If you have a local company (such as a doctor or a lawyer), the bank can also offer you a special offer in the form of a portfolio mortgage. 

Why? If you are a business owner, banks want your accounts to be linked to your local business and develop a financial relationship with you. 

For a bank, a portfolio mortgage is a way to create more deals so that it can provide you with a mortgage on your house with an attractive interest rate, a small down payment, or jumbo financing with no conforming limits.

However, portfolio mortgages are complicated to find and qualify in the market. The lender usually lends and sells the mortgage on the secondary market to raise new capital so that he can continue to lend. 

There are no sales with a portfolio loan, so the lender is 100% liable if the borrower fails to repay the mortgage. In addition, the lender does not raise new money to lend many loans.

As a result, portfolio financing is often provided to the lender’s most valuable clients – those who are most likely to generate many future transactions.

Being said that, the elite client should still be required to qualify based on some standards set by the lender. 

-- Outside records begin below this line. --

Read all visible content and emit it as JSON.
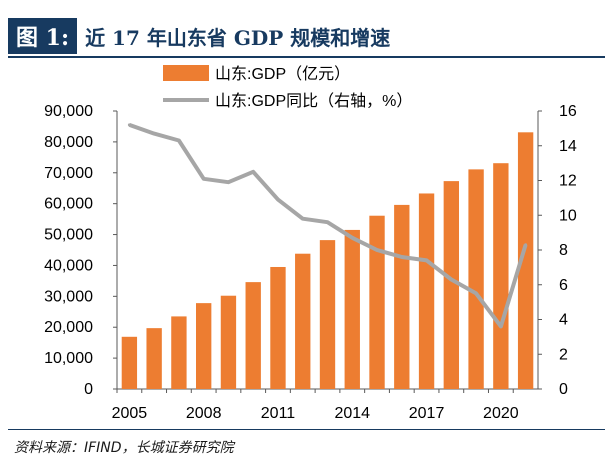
{
  "header": {
    "label": "图 1:",
    "title": "近 17 年山东省 GDP 规模和增速"
  },
  "source": "资料来源：IFIND，长城证券研究院",
  "chart_data": {
    "type": "bar+line",
    "x": [
      2005,
      2006,
      2007,
      2008,
      2009,
      2010,
      2011,
      2012,
      2013,
      2014,
      2015,
      2016,
      2017,
      2018,
      2019,
      2020,
      2021
    ],
    "x_tick_labels": [
      "2005",
      "2008",
      "2011",
      "2014",
      "2017",
      "2020"
    ],
    "series": [
      {
        "name": "山东:GDP（亿元）",
        "type": "bar",
        "axis": "left",
        "color": "#ed7d31",
        "values": [
          16900,
          19700,
          23500,
          27800,
          30200,
          34600,
          39500,
          43800,
          48200,
          51500,
          56100,
          59600,
          63300,
          67300,
          71100,
          73100,
          83100
        ]
      },
      {
        "name": "山东:GDP同比（右轴，%）",
        "type": "line",
        "axis": "right",
        "color": "#a6a6a6",
        "values": [
          15.2,
          14.7,
          14.3,
          12.1,
          11.9,
          12.5,
          10.9,
          9.8,
          9.6,
          8.7,
          8.0,
          7.6,
          7.4,
          6.3,
          5.5,
          3.6,
          8.3
        ]
      }
    ],
    "y_left": {
      "min": 0,
      "max": 90000,
      "ticks": [
        "0",
        "10,000",
        "20,000",
        "30,000",
        "40,000",
        "50,000",
        "60,000",
        "70,000",
        "80,000",
        "90,000"
      ]
    },
    "y_right": {
      "min": 0,
      "max": 16,
      "ticks": [
        "0",
        "2",
        "4",
        "6",
        "8",
        "10",
        "12",
        "14",
        "16"
      ]
    },
    "legend_position": "top",
    "grid": false
  }
}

Though the borrower may be in good books with the lender, he still needs to verify his ability to repay the mortgage and is completely risk-free.

Conclusion

Portfolio loans are often not advertised – they are a means as an advantage that lenders use to gain a lot of business and reward good customers. 

However, you should shop around and ask your bank and other local lenders if they can offer you portfolio mortgages. 

Portfolio loans are often not advertised – they are a means as an advantage that lenders use to gain a lot of business and reward good customers. However, you should shop around and ask your bank and other local lenders if they can offer you portfolio mortgages.

One of the best ways to increase your chances is to use a local bank or lender for your savings, checking, retirement, and business accounts. 

Meet your local loan originators and bank branch managers and put an effort to build a strong relationship. 

Once you make sure that you meet your end of the business expected by the lender, you might end up getting portfolio financing with that bank or the lender.

Amanda Byford

Amanda Byford has bought and sold many houses in the past fifteen years and is actively managing an income property portfolio consisting of multi-family properties. During the buying and selling of these properties, she has gone through several different mortgage loan transactions. This experience and knowledge have helped her develop an avenue to guide consumers to their best available option by comparing lenders through the Compare Closing business.